The Episcopal Church has refused a Trump administration request to help resettle white South Africans on their way to the U.S.
Episcopal Presiding Bishop Rev. Sean Rowe told church members in an open letter that the church does not support the administration action.
“In light of our church’s steadfast commitment to racial justice and reconciliation and our historic ties with the Anglican Church of Southern Africa, we are not able to take this step,” he said.
Rowe added that it will end its refugee assistance to the administration, saying, “Accordingly, we have determined that, by the end of the federal fiscal year, we will conclude our refugee resettlement grant agreements with the U.S. federal government.”
Rowe told church members that the decision is indeed politically motivated. “I have said before that no change in political fortunes alters our commitment to stand with the world’s most vulnerable people, and I want to reaffirm that promise.”
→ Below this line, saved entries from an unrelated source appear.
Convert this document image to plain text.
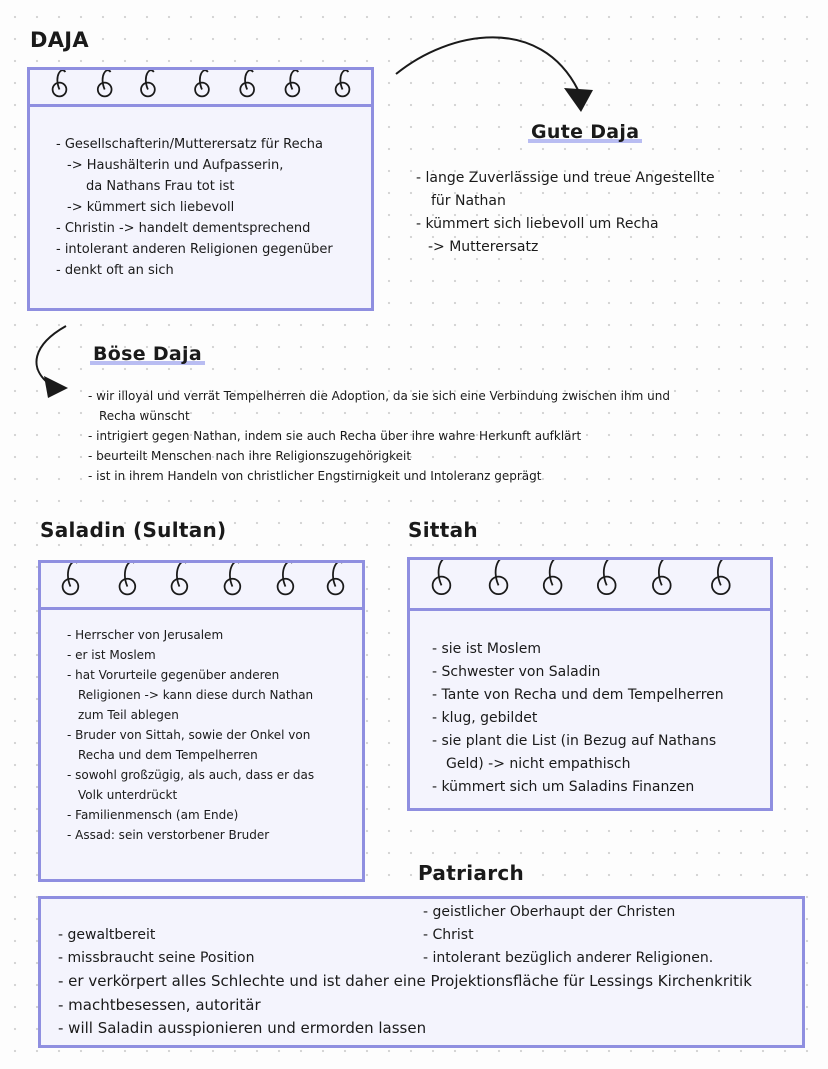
DAJA
- Gesellschafterin/Mutterersatz für Recha
-> Haushälterin und Aufpasserin,
da Nathans Frau tot ist
-> kümmert sich liebevoll
- Christin -> handelt dementsprechend
- intolerant anderen Religionen gegenüber
- denkt oft an sich
Gute Daja
- lange Zuverlässige und treue Angestellte
für Nathan
- kümmert sich liebevoll um Recha
-> Mutterersatz
Böse Daja
- wir illoyal und verrät Tempelherren die Adoption, da sie sich eine Verbindung zwischen ihm und
Recha wünscht
- intrigiert gegen Nathan, indem sie auch Recha über ihre wahre Herkunft aufklärt
- beurteilt Menschen nach ihre Religionszugehörigkeit
- ist in ihrem Handeln von christlicher Engstirnigkeit und Intoleranz geprägt
Saladin (Sultan)
- Herrscher von Jerusalem
- er ist Moslem
- hat Vorurteile gegenüber anderen
Religionen -> kann diese durch Nathan
zum Teil ablegen
- Bruder von Sittah, sowie der Onkel von
Recha und dem Tempelherren
- sowohl großzügig, als auch, dass er das
Volk unterdrückt
- Familienmensch (am Ende)
- Assad: sein verstorbener Bruder
Sittah
- sie ist Moslem
- Schwester von Saladin
- Tante von Recha und dem Tempelherren
- klug, gebildet
- sie plant die List (in Bezug auf Nathans
Geld) -> nicht empathisch
- kümmert sich um Saladins Finanzen
Patriarch
- geistlicher Oberhaupt der Christen
- Christ
- intolerant bezüglich anderer Religionen.
- gewaltbereit
- missbraucht seine Position
- er verkörpert alles Schlechte und ist daher eine Projektionsfläche für Lessings Kirchenkritik
- machtbesessen, autoritär
- will Saladin ausspionieren und ermorden lassen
The first group of white South African refugees is set to arrive in the U.S. on Monday. The effort was set in motion through an executive order from President Donald Trump in February when he denounced the South African government for “policies designed to dismantle equal opportunity in employment, education, and business and hateful rhetoric and government actions fueling disproportionate violence against racially disfavored landowners.”
Church World Service is another faith-based organization that has assisted with refugee resettlement. That group will help the South Africans. But CWS President Rick Santos is also critical of the Trump administration’s immigration policies.
“We are concerned that the U.S. government has chosen to fast-track the admission of Afrikaners,” he said, “while actively fighting court orders to provide lifesaving resettlement to other refugee populations who are in desperate need of resettlement.”